In response, one of the protestors said, “I don’t know how you can see over here with all the blood!”

Another protestor, Maisha Ongoza, cried as she thought of having to walk past the sign to walk her dog.

“This is going to pain me every time I see it,” she said. “It’s going to torment me. It’s not right that it’s here. I remember that day and I’m still traumatized.”

And it’s that traumatization that will make the events of May 13, 1985 the first line in W. Wilson Goode Sr.’s obituary whether he likes it or not.

Sides collide as Maisha Ongoza and Rev. Robert P. James Sr. argue their differences over the Goode street renaming ceremony. (Photo: Bill Z. Foster)

It’s been 33 years since the MOVE bombing, and during that time the wound it caused has only continued to fester. From substandard housing that kept residents from coming back and is now being replaced in a way that denotes gentrification to memories of lost loved ones taken in a way that can only be described as heinous, Philadelphia shows not signs of coming anywhere close to recovering from what happened.

Part of that stems from a lack of acknowledgement on the part of the City’s fathers that this was handled grotesquely. While residents wanted MOVE off of their block, they didn’t expect the eviction notice to come in the form of a bomb that would go on to burn down the entire block.

But the other part of why the MOVE confrontation inspires such anger is because no one, unless you count the residents of Osage Avenue and the organization itself, really paid for what happened.

Under normal circumstances, dropping a bomb on a city block and killing 11 people would at the very least make you have to pay a large sum of money to a bunch of people. But while the city paid nearly $30 million in civil lawsuits, no one was able tried criminally for what happened.

Because of this, a lot of folks think that Sambor and Fire Chief William Richmond, both of whom were sued and made to pay token amounts for the incident, literally got away with murder.

While it’s good that Goode has offered to talk to people about the aftermath of MOVE, it’s probably never going to make anyone forget what happened on May 13, 1985, and his place in it.

So no matter how angry he might get about it, the former Mayor may just have to accept the fact that everyone who comes down W. Wilson Goode Way won’t be thinking about his work with the children of inmates, his work in education, or any of the many good things he’s done since leaving the Mayor’s office.

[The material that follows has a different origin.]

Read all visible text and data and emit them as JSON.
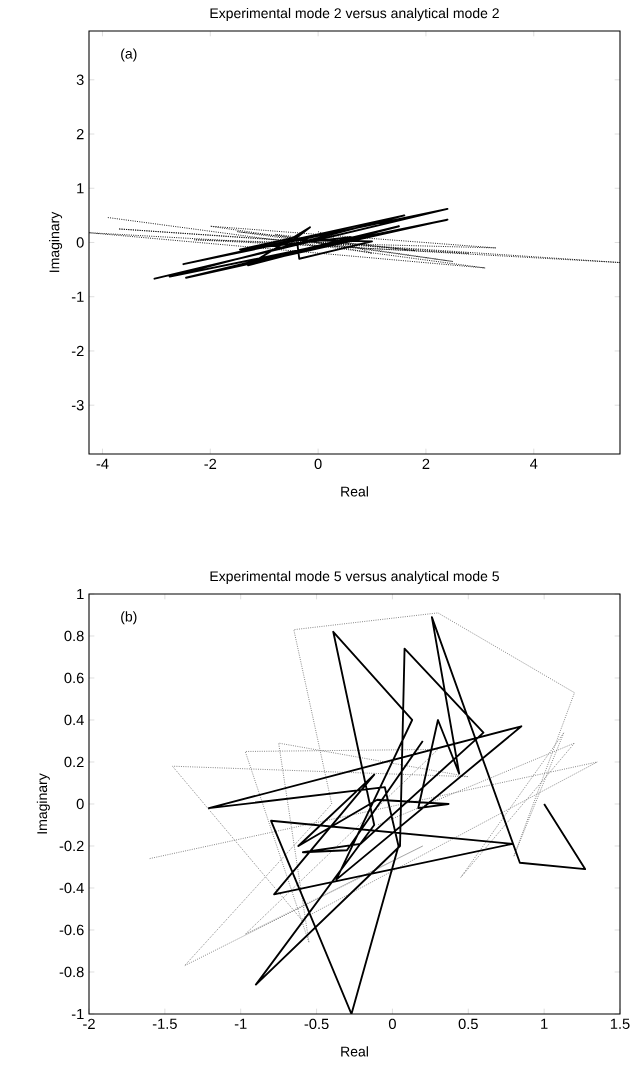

They’ll be thinking about the fact that they’re driving down a street named for a man who watched an urban block burn to the ground.

 

SOLAR FLARES:  Response from the Philadelphia NAACP president Rodney Muhammad about the Goode street renaming

Dear Members of City Council and the City:

We are writing now to appeal to the heart of every member of City Council. Honoring former Mayor W. Wilson Goode, I’m sure looks harmless on the surface. Nevertheless, as we hear cries from pain felt by many who cannot separate the honoring one as dishonoring the lives of others, lives lost, mind you, under the Goode administration. The people’s outrage is justifiable, creditable, legitimate and rational.

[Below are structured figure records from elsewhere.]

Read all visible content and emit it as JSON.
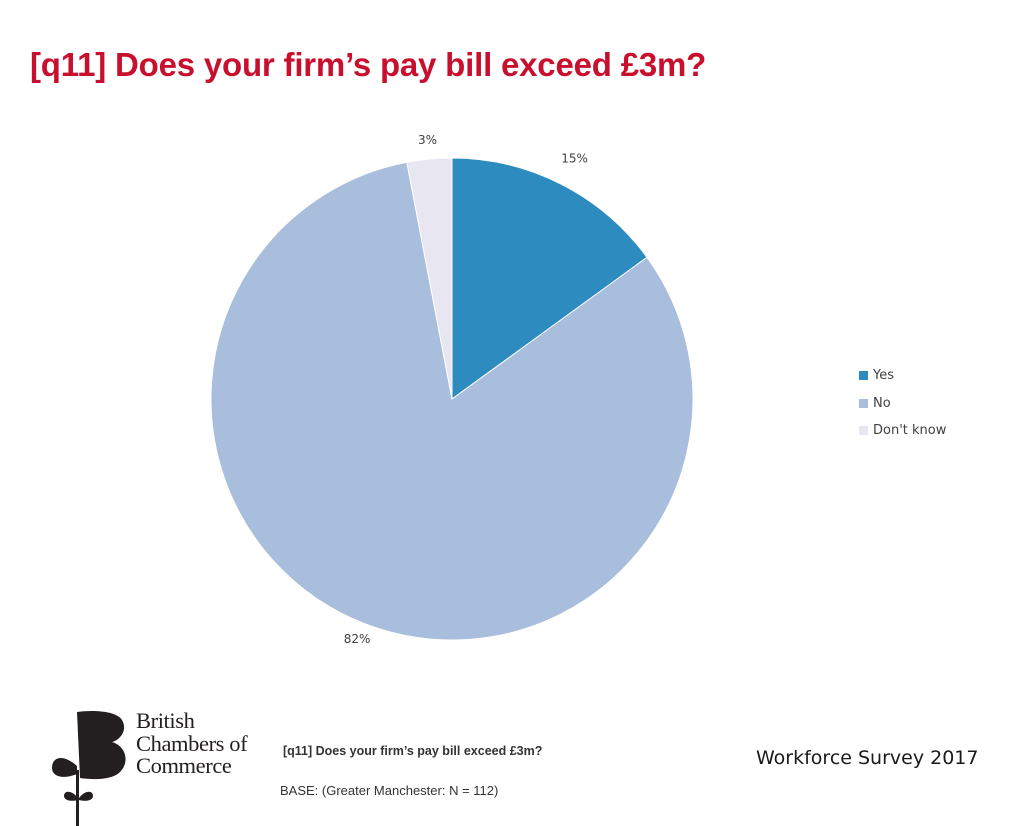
{
  "page": {
    "title": "[q11] Does your firm’s pay bill exceed £3m?"
  },
  "chart_data": {
    "type": "pie",
    "title": "",
    "categories": [
      "Yes",
      "No",
      "Don't know"
    ],
    "values": [
      15,
      82,
      3
    ],
    "labels": [
      "15%",
      "82%",
      "3%"
    ],
    "colors": [
      "#2e8bc0",
      "#a9bedc",
      "#e8e6f1"
    ],
    "start_angle": "12 o'clock",
    "direction": "clockwise",
    "legend_position": "right"
  },
  "legend": {
    "items": [
      {
        "label": "Yes",
        "color": "#2e8bc0"
      },
      {
        "label": "No",
        "color": "#a9bedc"
      },
      {
        "label": "Don't know",
        "color": "#e8e6f1"
      }
    ]
  },
  "logo": {
    "lines": [
      "British",
      "Chambers of",
      "Commerce"
    ]
  },
  "footer": {
    "question": "[q11] Does your firm’s pay bill exceed £3m?",
    "base": "BASE: (Greater Manchester: N = 112)",
    "survey": "Workforce Survey 2017"
  }
}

Certainly, the former Mayor has been honored numerous times since serving as Mayor and each ceremony to my knowledge, went without protest. Why this time? Why now? Because once the former Mayor is lifted by the City he once governed, it devalues the lives of those lost under the government he served over. The members of MOVE that died that horrible day in such a inhumane fashion were citizens of our city and members of the human family.

There is no way to disassociate a chief executive officer of the city from his appointees nor their actions. The Mayor is the face of their administration and unfortunately bears the weight of the actions of that administration. Celebrating the former Mayor at the city level celebrates the scope of his tenure and the administration he shaped. Failure to pull this legislation compounds the problem, further opens the wound and takes from those that died, their worth.

Min. Rodney Muhammad
(Photo credit Martin Regusters)

Our appeal is a call for legislation that will reverse what has happened, like civil rights gains rolled back. This will take great courage to right a wrong. Our stand is not against Wilson Goode but a strong stand for John Africa and the MOVE family who are not here to stand for themselves.